Rank 2 — GLP-1RA liver meta-analysis With GLP-1RA and dual GLP-1/GIP drugs already widely prescribed for diabetes and obesity, this meta-analysis arrives at a critical policy moment: MASLD affects ~32% of adults globally, and this PROSPERO-registered synthesis of 9 trials provides Fibroscan-quantified evidence that these drugs simultaneously treat the hepatic component of metabolic disease. Implementation speed is exceptionally high because no new drug approvals are needed. Its ranking above CytologIA reflects greater immediate clinical actionability and population reach despite lower novelty.

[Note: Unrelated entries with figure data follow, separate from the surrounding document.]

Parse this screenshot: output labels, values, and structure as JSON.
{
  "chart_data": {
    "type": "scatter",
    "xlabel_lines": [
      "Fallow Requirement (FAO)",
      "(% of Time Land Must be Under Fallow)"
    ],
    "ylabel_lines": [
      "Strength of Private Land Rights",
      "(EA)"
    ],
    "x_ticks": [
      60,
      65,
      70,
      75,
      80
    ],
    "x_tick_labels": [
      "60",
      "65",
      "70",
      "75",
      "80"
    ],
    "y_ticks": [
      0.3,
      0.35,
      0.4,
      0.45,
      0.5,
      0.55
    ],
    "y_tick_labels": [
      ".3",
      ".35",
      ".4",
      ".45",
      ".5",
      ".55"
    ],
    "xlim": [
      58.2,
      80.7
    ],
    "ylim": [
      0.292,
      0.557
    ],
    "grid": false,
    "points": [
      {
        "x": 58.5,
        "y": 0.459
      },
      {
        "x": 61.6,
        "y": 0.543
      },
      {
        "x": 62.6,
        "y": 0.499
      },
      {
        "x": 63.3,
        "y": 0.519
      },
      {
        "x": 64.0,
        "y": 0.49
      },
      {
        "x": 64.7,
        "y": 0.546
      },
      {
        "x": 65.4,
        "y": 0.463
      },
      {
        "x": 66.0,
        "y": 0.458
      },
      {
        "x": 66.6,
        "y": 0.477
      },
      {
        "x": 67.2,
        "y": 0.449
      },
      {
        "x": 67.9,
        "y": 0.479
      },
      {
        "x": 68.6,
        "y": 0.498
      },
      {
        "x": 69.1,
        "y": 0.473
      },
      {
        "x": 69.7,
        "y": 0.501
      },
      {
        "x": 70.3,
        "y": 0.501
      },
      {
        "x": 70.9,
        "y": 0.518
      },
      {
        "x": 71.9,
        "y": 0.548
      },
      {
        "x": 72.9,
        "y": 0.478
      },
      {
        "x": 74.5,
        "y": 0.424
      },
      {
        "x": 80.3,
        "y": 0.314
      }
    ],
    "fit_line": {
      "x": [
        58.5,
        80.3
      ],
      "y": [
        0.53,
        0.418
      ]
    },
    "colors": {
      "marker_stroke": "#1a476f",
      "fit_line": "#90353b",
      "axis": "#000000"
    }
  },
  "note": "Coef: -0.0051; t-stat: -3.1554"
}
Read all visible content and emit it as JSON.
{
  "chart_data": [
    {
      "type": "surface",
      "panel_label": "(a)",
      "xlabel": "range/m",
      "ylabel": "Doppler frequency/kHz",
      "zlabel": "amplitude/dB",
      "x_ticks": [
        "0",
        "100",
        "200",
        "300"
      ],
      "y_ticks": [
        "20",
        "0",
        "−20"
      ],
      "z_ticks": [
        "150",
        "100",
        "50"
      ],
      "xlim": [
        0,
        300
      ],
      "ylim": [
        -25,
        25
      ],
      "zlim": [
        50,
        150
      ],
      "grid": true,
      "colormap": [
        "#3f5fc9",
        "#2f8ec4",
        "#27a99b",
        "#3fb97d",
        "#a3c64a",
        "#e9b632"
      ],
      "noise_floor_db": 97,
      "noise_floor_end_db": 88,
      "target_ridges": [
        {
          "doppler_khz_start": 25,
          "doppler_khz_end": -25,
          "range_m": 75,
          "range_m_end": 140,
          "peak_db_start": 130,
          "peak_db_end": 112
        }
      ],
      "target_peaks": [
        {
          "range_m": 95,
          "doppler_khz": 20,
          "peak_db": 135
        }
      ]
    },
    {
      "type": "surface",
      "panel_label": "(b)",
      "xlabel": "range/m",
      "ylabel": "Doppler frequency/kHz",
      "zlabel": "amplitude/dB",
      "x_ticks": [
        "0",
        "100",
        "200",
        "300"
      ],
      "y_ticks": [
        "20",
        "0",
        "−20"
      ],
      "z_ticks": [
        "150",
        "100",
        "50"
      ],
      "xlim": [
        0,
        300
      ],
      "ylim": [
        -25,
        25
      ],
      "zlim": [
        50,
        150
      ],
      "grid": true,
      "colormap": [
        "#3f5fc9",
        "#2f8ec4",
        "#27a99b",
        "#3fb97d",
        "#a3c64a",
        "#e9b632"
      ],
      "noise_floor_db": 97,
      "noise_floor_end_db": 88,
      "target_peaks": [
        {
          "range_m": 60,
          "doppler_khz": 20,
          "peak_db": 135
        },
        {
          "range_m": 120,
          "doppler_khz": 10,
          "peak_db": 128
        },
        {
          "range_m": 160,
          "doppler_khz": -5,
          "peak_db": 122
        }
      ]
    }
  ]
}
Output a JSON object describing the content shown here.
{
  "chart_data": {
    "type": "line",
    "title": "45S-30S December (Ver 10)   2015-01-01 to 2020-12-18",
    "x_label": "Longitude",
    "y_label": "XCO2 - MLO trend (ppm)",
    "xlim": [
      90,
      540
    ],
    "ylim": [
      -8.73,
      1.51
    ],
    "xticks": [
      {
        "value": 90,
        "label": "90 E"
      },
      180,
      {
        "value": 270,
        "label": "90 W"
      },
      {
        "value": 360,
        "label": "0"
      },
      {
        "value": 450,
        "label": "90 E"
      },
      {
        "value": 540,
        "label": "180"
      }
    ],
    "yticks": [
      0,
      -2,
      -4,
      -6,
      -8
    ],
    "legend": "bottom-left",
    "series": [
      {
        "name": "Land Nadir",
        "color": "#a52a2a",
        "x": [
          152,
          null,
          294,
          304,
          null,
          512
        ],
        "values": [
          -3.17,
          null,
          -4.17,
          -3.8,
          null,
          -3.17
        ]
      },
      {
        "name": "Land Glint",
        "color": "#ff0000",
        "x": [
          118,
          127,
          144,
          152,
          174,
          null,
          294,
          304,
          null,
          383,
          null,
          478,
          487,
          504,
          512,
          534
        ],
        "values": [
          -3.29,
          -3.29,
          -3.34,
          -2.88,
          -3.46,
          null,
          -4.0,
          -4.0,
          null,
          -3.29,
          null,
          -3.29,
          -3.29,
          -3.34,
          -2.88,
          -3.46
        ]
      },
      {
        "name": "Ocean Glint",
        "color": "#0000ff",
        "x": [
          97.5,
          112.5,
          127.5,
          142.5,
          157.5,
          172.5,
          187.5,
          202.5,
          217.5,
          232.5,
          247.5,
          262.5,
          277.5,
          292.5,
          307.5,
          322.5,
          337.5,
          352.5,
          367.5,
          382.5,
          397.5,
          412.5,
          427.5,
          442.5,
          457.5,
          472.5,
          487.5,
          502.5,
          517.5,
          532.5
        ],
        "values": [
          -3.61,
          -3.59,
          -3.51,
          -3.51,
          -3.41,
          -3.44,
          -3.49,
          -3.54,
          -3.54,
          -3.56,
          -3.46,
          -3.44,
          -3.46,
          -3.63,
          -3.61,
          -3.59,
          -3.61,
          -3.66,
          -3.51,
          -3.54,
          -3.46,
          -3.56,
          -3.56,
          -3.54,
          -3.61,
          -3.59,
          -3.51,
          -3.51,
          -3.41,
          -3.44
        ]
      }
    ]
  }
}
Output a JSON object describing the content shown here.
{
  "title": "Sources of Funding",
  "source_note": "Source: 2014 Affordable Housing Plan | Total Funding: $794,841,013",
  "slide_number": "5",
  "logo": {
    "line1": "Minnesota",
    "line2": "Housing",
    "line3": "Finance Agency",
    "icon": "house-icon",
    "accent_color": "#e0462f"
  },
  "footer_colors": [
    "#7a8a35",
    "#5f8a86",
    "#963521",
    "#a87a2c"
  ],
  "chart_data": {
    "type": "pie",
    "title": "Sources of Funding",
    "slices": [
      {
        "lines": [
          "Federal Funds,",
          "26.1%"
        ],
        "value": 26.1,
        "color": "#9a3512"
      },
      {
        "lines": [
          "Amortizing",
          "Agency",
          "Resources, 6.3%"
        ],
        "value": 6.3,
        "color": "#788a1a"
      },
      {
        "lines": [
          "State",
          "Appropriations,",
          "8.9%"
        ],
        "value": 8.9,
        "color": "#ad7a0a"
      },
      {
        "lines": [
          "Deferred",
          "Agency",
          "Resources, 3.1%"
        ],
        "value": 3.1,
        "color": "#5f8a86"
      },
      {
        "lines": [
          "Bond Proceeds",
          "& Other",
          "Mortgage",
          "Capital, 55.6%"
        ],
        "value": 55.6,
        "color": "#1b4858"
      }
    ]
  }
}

Why it matters: Clinicians already prescribing semaglutide and tirzepatide can now point to quantitative evidence that their patients' livers are also improving — supporting both prescribing confidence and the case for expanded insurance coverage.
Rank 3 — CytologIA multicentric AI benchmark The CytologIA benchmark sets a new reproducibility standard for AI-assisted hematological diagnostics. A balanced accuracy of 0.94 across 23 leukocyte classes — validated on a hidden test set, across multiple countries, with open data release — is the kind of rigorous, transparent infrastructure finding that genuinely accelerates clinical AI adoption. Its ranking reflects that technical validation is complete; the remaining gap is regulatory clearance and lab integration, which are tractable near-term barriers.
Why it matters: Manual differential counts are among the most variability-prone tests in clinical hematology. A validated, open-source AI model could standardize quality across institutions from rural clinics to major academic centers.